Improvement of material decomposition accuracy using denoising and deblurring techniques in spectral mammography

With an increase of breast cancer patients, dual-energy mammographic techniques have been advanced for improving diagnostic accuracy. In general, conventional dual-energy techniques increase radiation dose because the techniques are based on double exposures. Dual-energy techniques with photon-counting detectors (PCDs) can be implemented by using a single exposure. However, the images obtained from the dual-energy techniques with the PCDs suffer from statistical noise because the dual-energy measurements were performed with a single exposure, causing a lack of the number of effective photons. Thus, the material decomposition accuracy is decreased, and the image quality is distorted. In this study, denoising and deblurring techniques were iteratively applied to a dual-energy mammographic technique based on a PCD, and we evaluated RMSE, noise, and CNR for the quantitative analysis of material decomposition. The results showed that the RMSE value was about 0.23 times lower for the decomposed images with the denoising and deblurring techniques than that without the denoising and deblurring techniques.

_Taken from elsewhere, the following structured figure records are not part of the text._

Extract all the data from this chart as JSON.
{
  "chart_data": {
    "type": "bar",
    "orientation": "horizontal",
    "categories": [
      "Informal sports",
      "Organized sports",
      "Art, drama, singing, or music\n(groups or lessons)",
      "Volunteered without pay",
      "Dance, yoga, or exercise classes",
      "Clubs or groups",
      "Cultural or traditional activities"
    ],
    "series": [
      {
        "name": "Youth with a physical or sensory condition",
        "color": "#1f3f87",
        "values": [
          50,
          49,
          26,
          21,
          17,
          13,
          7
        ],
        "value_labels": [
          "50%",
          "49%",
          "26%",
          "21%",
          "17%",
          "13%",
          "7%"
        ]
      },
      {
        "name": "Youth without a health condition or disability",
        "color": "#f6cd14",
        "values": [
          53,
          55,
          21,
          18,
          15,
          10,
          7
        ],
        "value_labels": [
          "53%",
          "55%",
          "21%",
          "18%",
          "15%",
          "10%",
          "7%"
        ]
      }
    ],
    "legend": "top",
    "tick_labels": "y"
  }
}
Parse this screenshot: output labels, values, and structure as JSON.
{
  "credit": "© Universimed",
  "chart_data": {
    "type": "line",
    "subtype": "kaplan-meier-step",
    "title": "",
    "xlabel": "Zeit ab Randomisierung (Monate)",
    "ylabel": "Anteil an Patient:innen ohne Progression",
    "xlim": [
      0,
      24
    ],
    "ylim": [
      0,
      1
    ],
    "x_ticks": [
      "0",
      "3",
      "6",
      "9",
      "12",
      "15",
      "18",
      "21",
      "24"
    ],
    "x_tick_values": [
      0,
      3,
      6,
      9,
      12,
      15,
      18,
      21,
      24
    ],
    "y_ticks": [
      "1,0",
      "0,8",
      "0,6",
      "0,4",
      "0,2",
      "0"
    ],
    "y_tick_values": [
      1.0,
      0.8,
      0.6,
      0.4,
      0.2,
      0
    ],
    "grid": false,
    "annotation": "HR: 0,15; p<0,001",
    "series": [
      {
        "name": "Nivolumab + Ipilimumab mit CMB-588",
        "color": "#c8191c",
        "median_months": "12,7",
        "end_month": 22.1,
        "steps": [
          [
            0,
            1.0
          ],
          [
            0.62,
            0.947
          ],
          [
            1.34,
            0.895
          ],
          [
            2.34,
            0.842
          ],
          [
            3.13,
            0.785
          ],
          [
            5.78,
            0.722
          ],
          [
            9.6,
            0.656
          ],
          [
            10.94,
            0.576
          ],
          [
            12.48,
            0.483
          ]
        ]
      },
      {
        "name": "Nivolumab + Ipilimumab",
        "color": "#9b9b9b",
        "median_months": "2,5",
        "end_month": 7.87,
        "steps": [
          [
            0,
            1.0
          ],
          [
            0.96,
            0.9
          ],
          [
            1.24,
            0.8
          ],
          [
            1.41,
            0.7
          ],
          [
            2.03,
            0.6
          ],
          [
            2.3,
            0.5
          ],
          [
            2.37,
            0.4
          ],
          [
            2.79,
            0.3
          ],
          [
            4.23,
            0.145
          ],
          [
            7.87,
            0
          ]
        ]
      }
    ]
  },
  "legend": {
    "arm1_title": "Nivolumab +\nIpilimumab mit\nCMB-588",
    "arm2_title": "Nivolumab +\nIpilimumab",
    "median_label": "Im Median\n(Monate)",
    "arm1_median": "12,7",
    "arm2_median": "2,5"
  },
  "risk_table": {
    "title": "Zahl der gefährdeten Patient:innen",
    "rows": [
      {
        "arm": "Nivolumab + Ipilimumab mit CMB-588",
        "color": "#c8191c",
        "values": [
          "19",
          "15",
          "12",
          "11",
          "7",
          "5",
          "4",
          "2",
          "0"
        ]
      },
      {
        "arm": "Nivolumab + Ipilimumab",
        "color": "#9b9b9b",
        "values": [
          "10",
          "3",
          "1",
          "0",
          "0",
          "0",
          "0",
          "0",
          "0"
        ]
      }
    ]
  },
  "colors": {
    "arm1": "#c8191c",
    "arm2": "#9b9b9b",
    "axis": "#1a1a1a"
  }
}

The noise and CNR of the decomposed images were averagely decreased and increased by factors of 0.23 and 4.17, respectively, through the denoising and deblurring techniques. But, the iterative application of the debelurring technique slightly increased the RMSE and noise. Therefore, it is considered that the material decomposition accuracy and image quality can be improved by applying the denoising and deblurring techniques with the appropriate iterations.